一緒に恐れていた軍の洗脳担当者も、意図せずではあるが洗脳されてしまう。姉を恐れる人間が妹一人だけになったときどうしたか。

 物語の面白い点としては、過去の回想が徐々に手紙を書いている時間にシフトしていく感覚だろうか。時間が現在にシフトしていくにつれて謎が解明し、物語の輪郭みたいなものがくっきりしていく。

 妹の企みが上手くいったのか。今でも気になってしまう。

 

5.シンギュラリティ・ソヴィエト

 これは非常にツボに入った。もともと長谷敏司さんのBEATLESSがとても好きなのだ。故にハマらないわけがない。

 アメリカとソ連の戦争なのだが、両国とも国を統べるスパコンがある状態。AIに世界が乗っ取られた状態で人権がどうあるべきか。という大好物の思想である。この短編内では、両国のエージェントが対決する構図であるが、どこまでいってもAIが先手を打っている。ありとあらゆる局面をAIによって牛耳られており、私生活まで設計されている。とち狂った世界で人権はなく、ただAIから生活を与えられているような雰囲気だ。

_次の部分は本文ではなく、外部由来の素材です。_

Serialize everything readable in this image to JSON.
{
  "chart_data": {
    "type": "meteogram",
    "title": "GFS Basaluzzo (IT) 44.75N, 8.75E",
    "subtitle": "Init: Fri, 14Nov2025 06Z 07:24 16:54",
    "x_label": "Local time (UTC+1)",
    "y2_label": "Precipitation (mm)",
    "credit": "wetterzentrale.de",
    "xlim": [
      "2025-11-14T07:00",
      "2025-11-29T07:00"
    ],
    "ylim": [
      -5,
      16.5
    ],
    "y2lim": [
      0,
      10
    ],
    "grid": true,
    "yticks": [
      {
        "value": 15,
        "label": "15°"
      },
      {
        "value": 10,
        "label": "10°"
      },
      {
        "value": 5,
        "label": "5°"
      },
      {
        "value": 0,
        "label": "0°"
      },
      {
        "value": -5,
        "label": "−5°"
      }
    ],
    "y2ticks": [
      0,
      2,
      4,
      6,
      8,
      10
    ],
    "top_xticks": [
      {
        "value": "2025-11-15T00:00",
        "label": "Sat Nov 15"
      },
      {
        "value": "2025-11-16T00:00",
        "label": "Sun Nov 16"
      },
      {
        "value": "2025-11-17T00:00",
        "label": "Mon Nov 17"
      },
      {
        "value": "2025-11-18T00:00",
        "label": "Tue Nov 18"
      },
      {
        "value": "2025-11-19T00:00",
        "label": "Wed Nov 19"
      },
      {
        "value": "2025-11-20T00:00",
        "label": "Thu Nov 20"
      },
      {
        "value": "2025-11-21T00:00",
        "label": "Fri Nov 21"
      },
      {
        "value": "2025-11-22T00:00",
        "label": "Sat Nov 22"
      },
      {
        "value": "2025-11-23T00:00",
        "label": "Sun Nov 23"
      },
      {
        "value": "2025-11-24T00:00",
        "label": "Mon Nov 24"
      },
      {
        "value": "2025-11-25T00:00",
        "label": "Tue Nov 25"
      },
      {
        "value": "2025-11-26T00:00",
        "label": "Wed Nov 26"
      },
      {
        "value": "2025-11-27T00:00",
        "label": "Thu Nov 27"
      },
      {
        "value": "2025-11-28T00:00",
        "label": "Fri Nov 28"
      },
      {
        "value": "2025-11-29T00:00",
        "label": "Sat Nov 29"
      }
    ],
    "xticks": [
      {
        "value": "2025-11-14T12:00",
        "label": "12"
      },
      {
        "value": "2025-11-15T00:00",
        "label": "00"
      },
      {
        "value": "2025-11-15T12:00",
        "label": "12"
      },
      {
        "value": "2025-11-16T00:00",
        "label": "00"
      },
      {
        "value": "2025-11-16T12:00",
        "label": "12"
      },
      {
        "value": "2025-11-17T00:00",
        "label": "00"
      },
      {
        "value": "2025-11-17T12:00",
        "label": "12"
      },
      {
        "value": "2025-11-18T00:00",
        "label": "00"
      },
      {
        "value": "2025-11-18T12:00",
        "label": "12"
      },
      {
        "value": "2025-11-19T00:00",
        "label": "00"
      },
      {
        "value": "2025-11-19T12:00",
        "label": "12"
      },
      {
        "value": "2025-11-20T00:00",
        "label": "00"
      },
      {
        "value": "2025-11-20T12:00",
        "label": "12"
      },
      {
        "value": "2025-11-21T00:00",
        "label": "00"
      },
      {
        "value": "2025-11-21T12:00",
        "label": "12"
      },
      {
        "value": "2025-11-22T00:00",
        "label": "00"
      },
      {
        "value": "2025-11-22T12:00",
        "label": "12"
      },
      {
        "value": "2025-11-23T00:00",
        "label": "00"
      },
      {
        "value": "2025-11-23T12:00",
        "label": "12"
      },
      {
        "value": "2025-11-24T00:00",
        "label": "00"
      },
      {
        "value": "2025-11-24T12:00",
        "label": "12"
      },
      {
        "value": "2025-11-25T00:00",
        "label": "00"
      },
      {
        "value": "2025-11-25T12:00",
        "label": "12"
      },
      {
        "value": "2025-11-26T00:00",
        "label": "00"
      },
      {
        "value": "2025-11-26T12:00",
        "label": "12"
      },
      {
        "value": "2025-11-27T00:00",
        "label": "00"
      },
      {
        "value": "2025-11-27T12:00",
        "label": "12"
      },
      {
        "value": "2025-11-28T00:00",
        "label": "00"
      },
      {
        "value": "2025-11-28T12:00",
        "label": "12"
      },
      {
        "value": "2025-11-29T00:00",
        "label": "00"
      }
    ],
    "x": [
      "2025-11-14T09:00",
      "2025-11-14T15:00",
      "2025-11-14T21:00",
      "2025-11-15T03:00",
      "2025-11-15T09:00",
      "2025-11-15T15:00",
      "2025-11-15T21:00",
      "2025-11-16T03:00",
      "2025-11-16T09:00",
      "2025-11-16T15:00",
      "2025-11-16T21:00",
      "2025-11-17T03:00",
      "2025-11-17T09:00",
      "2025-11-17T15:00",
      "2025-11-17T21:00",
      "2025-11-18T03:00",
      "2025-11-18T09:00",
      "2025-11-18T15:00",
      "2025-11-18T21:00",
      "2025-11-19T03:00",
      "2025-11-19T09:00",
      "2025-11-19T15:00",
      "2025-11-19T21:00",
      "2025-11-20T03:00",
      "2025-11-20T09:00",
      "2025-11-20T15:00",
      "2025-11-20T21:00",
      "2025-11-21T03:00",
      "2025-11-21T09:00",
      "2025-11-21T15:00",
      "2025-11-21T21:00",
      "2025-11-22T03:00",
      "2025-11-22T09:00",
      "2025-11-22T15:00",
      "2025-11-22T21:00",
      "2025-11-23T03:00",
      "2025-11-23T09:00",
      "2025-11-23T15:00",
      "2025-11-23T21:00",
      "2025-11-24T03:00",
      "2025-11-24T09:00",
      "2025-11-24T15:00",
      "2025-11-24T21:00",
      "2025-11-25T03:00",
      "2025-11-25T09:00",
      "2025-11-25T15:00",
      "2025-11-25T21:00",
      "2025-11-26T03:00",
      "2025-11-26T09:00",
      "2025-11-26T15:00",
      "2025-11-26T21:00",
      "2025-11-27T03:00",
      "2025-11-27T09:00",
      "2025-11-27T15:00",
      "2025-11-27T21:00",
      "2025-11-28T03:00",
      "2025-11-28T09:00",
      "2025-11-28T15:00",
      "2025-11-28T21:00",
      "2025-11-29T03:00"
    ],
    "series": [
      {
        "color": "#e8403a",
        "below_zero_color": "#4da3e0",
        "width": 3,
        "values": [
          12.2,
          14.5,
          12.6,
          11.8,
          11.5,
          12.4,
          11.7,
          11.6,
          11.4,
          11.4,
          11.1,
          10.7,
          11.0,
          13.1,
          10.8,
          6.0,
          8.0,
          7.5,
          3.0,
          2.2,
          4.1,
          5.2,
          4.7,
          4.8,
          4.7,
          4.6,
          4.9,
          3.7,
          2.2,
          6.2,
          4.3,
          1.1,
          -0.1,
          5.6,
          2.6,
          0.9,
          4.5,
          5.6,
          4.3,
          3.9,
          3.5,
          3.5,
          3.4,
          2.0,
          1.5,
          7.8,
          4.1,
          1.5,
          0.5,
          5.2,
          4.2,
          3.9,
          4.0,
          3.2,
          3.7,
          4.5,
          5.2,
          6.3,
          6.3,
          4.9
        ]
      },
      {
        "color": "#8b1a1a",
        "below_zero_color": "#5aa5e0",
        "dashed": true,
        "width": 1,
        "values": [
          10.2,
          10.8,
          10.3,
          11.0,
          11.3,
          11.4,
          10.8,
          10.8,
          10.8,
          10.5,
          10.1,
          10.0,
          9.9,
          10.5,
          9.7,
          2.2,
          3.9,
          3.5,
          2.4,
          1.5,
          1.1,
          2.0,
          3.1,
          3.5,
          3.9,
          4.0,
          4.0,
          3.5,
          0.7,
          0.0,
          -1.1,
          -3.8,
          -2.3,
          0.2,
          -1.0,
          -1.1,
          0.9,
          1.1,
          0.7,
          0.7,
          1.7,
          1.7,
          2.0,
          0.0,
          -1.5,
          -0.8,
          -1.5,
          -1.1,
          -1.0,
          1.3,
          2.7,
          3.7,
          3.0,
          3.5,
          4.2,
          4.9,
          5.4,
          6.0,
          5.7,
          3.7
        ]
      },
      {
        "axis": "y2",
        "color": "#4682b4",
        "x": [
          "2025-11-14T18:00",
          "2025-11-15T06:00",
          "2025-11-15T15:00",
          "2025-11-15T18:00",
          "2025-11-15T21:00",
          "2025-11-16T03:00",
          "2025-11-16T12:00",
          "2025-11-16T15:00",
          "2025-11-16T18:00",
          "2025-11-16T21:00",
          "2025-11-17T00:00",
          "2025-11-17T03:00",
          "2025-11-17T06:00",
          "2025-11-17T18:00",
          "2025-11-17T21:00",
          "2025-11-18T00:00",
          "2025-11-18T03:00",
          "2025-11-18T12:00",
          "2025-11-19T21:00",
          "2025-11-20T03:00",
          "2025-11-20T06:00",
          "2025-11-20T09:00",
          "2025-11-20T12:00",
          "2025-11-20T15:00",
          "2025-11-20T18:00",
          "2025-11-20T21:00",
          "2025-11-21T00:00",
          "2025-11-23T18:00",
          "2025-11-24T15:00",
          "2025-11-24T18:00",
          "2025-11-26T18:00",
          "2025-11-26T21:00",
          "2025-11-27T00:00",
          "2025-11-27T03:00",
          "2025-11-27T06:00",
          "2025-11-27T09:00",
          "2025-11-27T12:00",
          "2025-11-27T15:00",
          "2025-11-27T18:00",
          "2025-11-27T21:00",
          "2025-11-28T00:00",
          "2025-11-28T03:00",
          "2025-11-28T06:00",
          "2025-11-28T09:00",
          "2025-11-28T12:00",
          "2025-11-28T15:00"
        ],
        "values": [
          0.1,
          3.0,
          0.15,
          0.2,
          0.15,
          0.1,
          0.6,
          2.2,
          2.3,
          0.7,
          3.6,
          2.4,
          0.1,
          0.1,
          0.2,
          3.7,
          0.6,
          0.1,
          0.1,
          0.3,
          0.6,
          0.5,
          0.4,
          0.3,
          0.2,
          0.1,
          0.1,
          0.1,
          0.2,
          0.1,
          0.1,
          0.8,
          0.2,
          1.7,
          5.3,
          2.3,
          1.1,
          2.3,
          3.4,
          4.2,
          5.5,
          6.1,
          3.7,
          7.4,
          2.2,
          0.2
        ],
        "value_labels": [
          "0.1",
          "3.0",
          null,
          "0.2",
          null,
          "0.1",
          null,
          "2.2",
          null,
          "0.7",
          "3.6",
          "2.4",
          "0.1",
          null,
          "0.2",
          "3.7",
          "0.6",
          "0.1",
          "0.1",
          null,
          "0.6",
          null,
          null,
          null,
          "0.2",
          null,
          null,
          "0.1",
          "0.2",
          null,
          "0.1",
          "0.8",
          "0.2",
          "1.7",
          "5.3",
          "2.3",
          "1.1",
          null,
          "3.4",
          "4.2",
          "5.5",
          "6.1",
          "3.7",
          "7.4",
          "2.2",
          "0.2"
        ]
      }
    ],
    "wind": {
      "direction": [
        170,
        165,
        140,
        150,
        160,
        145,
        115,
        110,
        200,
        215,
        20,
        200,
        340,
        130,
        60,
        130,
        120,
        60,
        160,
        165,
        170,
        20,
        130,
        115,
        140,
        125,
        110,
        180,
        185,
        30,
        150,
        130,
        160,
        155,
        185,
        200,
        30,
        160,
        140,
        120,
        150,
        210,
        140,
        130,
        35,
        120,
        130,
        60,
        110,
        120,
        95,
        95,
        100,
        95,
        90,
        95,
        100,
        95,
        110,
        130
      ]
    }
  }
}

 AIのせいで親族を自分の手で殺している過去を持つが、それすらも許容している。という骨抜きになった人間の様を見れる。

 

6.ひかりより速く、ゆるやかに

 低速化現象という災害がSF要素だ。やはりSFとは謎に対して検証するという構図が一番おもしろいな。と感じさせる。

 主人公が参加できなかった修学旅行で好きな人が乗った新幹線が異常なほど低速化し、外界からの干渉を一切受けない状態となってしまう。同じく修学旅行に参加していなかった尖ったクラスメイトとともに長い月日をかけて低速化現象を解決するために試行錯誤するという内容だ。

 まず、試行錯誤、検証の時点でSFとして十分楽しめる内容になっている。そこに、主人公の人間味が加わる。この本の中で一番「人間っぽさ」がある主人公だと思う。優柔不断だったり、世間の流れに流されたり、目の前にぶら下がる果実に対して迂闊に手を伸ばしたりしてしまう。正反対の尖ったクラスメイトが居ることで、余計に主人公の人間っぽさが露呈する。

 読後、メッセージ性を感じ取るなら「いい年になっても、目指すことをやっていいんだぞ。」というメッセージに感じなくもない。

 

【まとめ】

 まず、短編集であることに対して非常に文句はあるが、短編集故の展開の速さと盛り上がりはとても良かった。やはりSFなので、導入に多少苦労はするが、本当に導入が出来さえすればページが進むのだ。

 内容について、全体を通してメッセージ性があるような内容ではないと思う。いや、須らく小説というものはそういうもので良いのだ。

 

 本書はSFのありとあらゆる手法がちりばめられており、SFの楽しみ方を教えられているような感覚になるだろう。SFの楽しみ方をすでに知っている人間は、過去のSF作品との”同窓会”のような気分になることだろう。

 

 また、何よりもこの本で一番気持ちいのは、明確な伏線とその回収だ。物語の良さってのは伏線だけじゃないとよく言われるが、やはり伏線が回収されるときの感覚は何物にも代えがたいだろう。